All restaurants are feeling the financial strains inflicted by the fallout of COVID-19 and the protocols for dining. But for first-time restaurateurs who don’t have a payroll history or revenue from last year (to show a current loss), the bridge financing has been even harder to secure.
“We didn’t qualify for the federal rent relief or wage subsidies because we’re a new business,” said Justin Cheung, the co-owner of Cambie Street’s Potluck Hawker Eatery, which should open by the end of June – three months later than planned.
Mr. Cheung, who was formerly the long-time chef at Longtail Kitchen, in New Westminster, B.C., said he recently discovered that he might be eligible for a low-interest loan through the Western Economic Diversification’s Regional Relief and Recovery Fund.
“But we’ve just begun applying. Fingers crossed because our finances have definitely been drained.”

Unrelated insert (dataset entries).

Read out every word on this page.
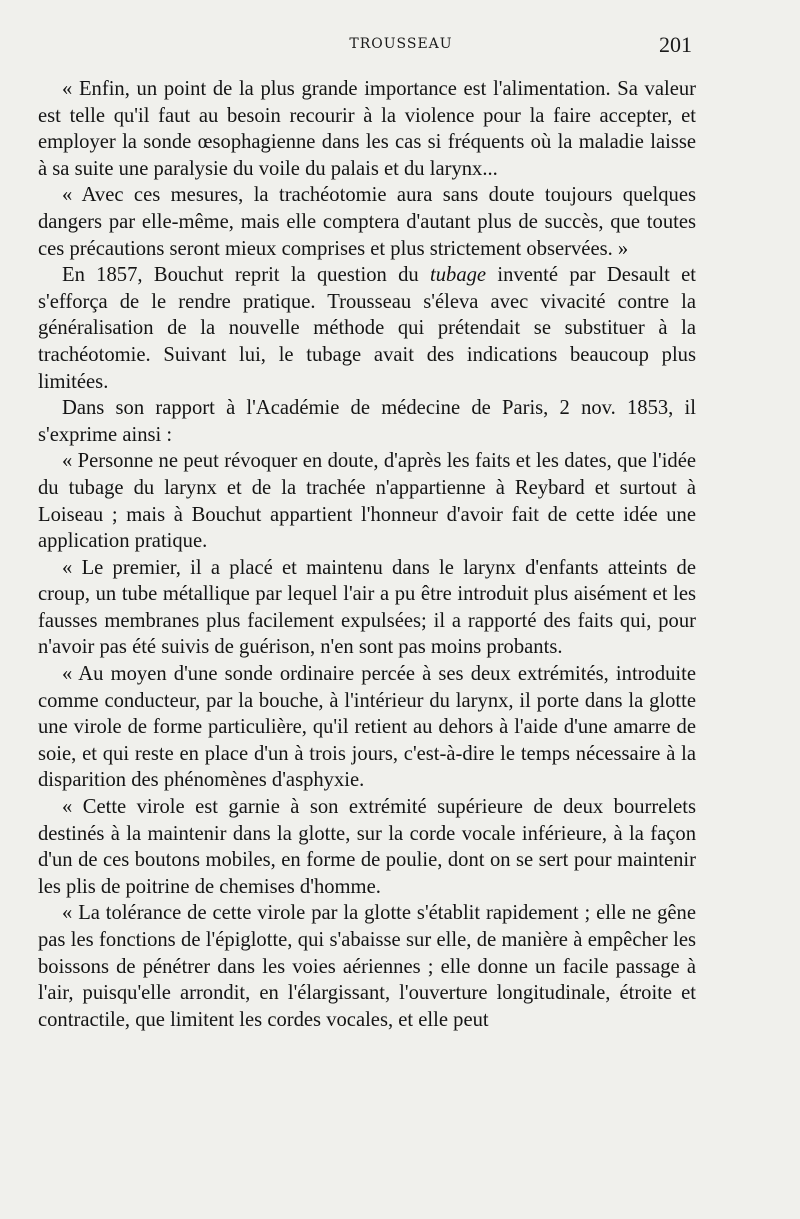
TROUSSEAU	201

« Enfin, un point de la plus grande importance est l'alimentation. Sa valeur est telle qu'il faut au besoin recourir à la violence pour la faire accepter, et employer la sonde œsophagienne dans les cas si fréquents où la maladie laisse à sa suite une paralysie du voile du palais et du larynx...

« Avec ces mesures, la trachéotomie aura sans doute toujours quelques dangers par elle-même, mais elle comptera d'autant plus de succès, que toutes ces précautions seront mieux comprises et plus strictement observées. »

En 1857, Bouchut reprit la question du tubage inventé par Desault et s'efforça de le rendre pratique. Trousseau s'éleva avec vivacité contre la généralisation de la nouvelle méthode qui prétendait se substituer à la trachéotomie. Suivant lui, le tubage avait des indications beaucoup plus limitées.

Dans son rapport à l'Académie de médecine de Paris, 2 nov. 1853, il s'exprime ainsi :

« Personne ne peut révoquer en doute, d'après les faits et les dates, que l'idée du tubage du larynx et de la trachée n'appartienne à Reybard et surtout à Loiseau ; mais à Bouchut appartient l'honneur d'avoir fait de cette idée une application pratique.

« Le premier, il a placé et maintenu dans le larynx d'enfants atteints de croup, un tube métallique par lequel l'air a pu être introduit plus aisément et les fausses membranes plus facilement expulsées; il a rapporté des faits qui, pour n'avoir pas été suivis de guérison, n'en sont pas moins probants.

« Au moyen d'une sonde ordinaire percée à ses deux extrémités, introduite comme conducteur, par la bouche, à l'intérieur du larynx, il porte dans la glotte une virole de forme particulière, qu'il retient au dehors à l'aide d'une amarre de soie, et qui reste en place d'un à trois jours, c'est-à-dire le temps nécessaire à la disparition des phénomènes d'asphyxie.

« Cette virole est garnie à son extrémité supérieure de deux bourrelets destinés à la maintenir dans la glotte, sur la corde vocale inférieure, à la façon d'un de ces boutons mobiles, en forme de poulie, dont on se sert pour maintenir les plis de poitrine de chemises d'homme.

« La tolérance de cette virole par la glotte s'établit rapidement ; elle ne gêne pas les fonctions de l'épiglotte, qui s'abaisse sur elle, de manière à empêcher les boissons de pénétrer dans les voies aériennes ; elle donne un facile passage à l'air, puisqu'elle arrondit, en l'élargissant, l'ouverture longitudinale, étroite et contractile, que limitent les cordes vocales, et elle peut
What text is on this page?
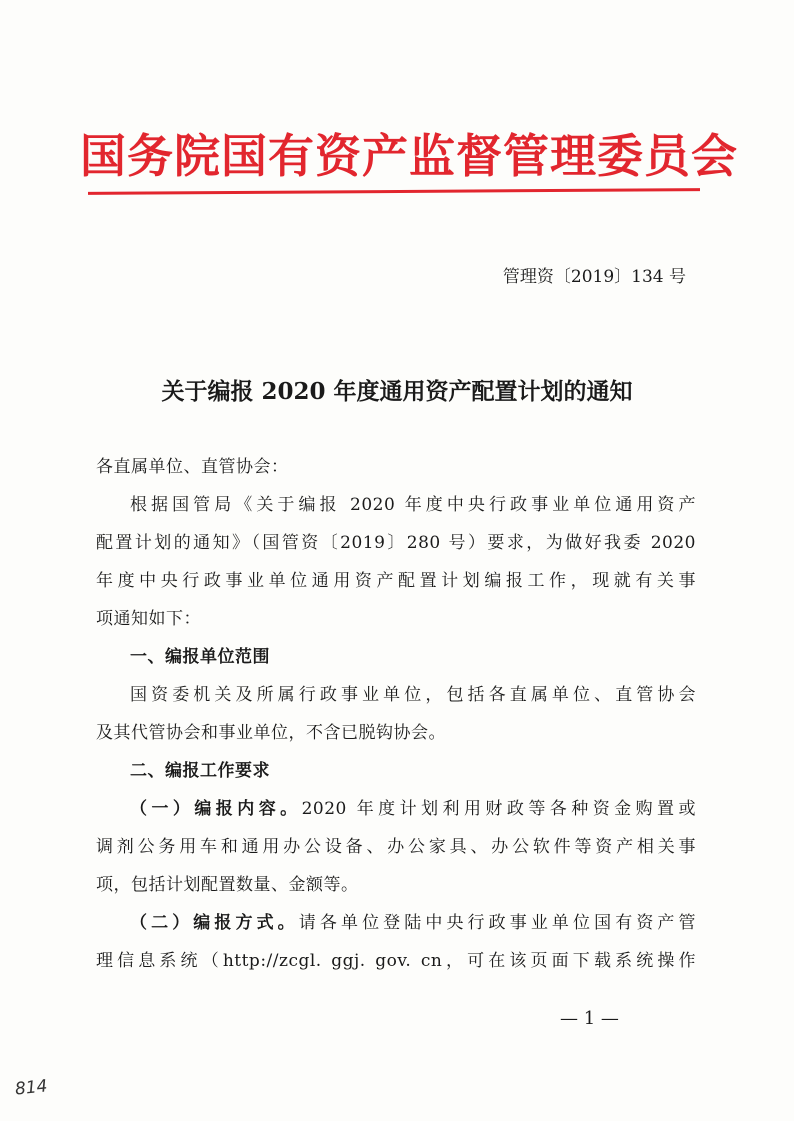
国务院国有资产监督管理委员会
管理资〔2019〕134 号
关于编报 2020 年度通用资产配置计划的通知
各直属单位、直管协会：
根据国管局《关于编报 2020 年度中央行政事业单位通用资产
配置计划的通知》（国管资〔2019〕280 号）要求，为做好我委 2020
年度中央行政事业单位通用资产配置计划编报工作，现就有关事
项通知如下：
一、编报单位范围
国资委机关及所属行政事业单位，包括各直属单位、直管协会
及其代管协会和事业单位，不含已脱钩协会。
二、编报工作要求
（一）编报内容。2020 年度计划利用财政等各种资金购置或
调剂公务用车和通用办公设备、办公家具、办公软件等资产相关事
项，包括计划配置数量、金额等。
（二）编报方式。请各单位登陆中央行政事业单位国有资产管
理信息系统（http://zcgl. ggj. gov. cn，可在该页面下载系统操作
— 1 —
814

To make matters worse, one of Mr. Cheung’s business partners was stuck in South Korea until early May, which meant they couldn’t even apply for a credit card or a liquor licence transfer.
“Did we consider throwing in the towel? For sure,” he said. “But we were almost 50 per cent there. We had to figure out a way.”
Over in Olympic Village, a new high-end Mexican restaurant called Ophelia was about one week away from opening before the COVID-19 closings in mid-March.
“We had the menu in place, we had started training staff, everything was ready to go – and then the world changed and we had to stop everything,” said Erik Heck, who also has three locations of Flying Pig and WildTale with his business partner John Crook.
This new restaurant, a partnership with chef Francisco Higareda, will be in the last in the group to reopen, likely in a few weeks.
It was also supposed to be the most sophisticated in terms of cuisine. Mr. Higareda did his culinary training at the prestigious Ambrosia Centro Culinario in Mexico City. He has worked at several highly acclaimed fine-dining restaurants, including Pujol in Mexico City and Spain’s Restaurante Arzak.
For his sous-chef, he had recruited Victor Ramos, a well-known chef from northern Mexico, where is currently still stuck.
Together, they had aimed to elevate Mexican cuisine to a level previously unseen in Vancouver.
“It’s still going to be elevated and super authentic, but it’s not going to be fine dining. At least not for now,” Mr. Higareda said.
He explained that he doesn’t have enough staff (front-of-house or in a physically distanced kitchen) to execute the original menu. But more importantly, he said upscale dining isn’t the type of experience that people are seeking.
“The world has changed. Fine dining is not the answer right now.